创造性的真实时间制,中国特色的传统节日,以及各种有趣的突发事件,使这个虚拟的世界充满了不可思议的真实,这就是动物森林:一人一世界!
English translation:
Accumulate wealth at leisure, or enjoy the fun of socializing? In this small village, you are the main character!
Creative real-time system, traditional Chinese festivals, and all kinds of interesting unexpected events made this virtual world unbelievably real. This is Animal Crossing: An entire world for a person!
Trivia
- The game features in-depth Chinese localization, providing features including Chinese input and traditional Chinese festivals like the Mid-Autumn Festival.

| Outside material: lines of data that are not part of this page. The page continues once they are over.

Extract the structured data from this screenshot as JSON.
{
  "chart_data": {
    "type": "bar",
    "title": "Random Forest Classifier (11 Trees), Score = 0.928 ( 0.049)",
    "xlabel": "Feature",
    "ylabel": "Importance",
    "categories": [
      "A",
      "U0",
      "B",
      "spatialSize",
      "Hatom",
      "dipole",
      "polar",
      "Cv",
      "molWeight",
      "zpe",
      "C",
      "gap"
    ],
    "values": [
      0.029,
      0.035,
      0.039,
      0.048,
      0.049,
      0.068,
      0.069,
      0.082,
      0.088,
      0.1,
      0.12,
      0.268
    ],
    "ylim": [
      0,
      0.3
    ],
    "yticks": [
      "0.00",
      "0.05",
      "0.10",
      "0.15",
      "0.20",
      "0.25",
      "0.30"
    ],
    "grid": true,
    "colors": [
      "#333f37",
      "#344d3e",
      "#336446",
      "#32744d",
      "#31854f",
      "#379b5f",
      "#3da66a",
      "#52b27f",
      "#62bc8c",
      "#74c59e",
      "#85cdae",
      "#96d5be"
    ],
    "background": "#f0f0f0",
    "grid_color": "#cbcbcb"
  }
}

- Like Custom Robo, the last two games released on the iQue Player do not have on-console manuals, nor do they appear on the older iQue@Home site.
- This is the only iQue Player title to officially use iQue Card hotswapping. To accept a visitor from another iQue Player, the host's card must be removed to read Memory Area data from the visitor card, and then continue the game using the host's OWN iQue Card.
- Animal Forest is the only game with a non-zero allowed hardware value in its CMD.
- This game was translated almost entirely by one person. The game's text consisted of millions of characters and the work took more than 2 years. iQue had only 2 translators, and one of them was studying abroad. The company did not recruit more translators until the release of the iQue GBA. [1]
- Unlike most iQue Player titles, the instruction manual of Animal Crossing was never distributed physically. This was also supported by the fact that the PDF file looked like a master copy.
- The trailer for Animal Crossing: New Horizons from Nintendo Hong Kong claimed the title to be the first in the series to receive a Chinese localization, completely ignoring the existence of this game.[2]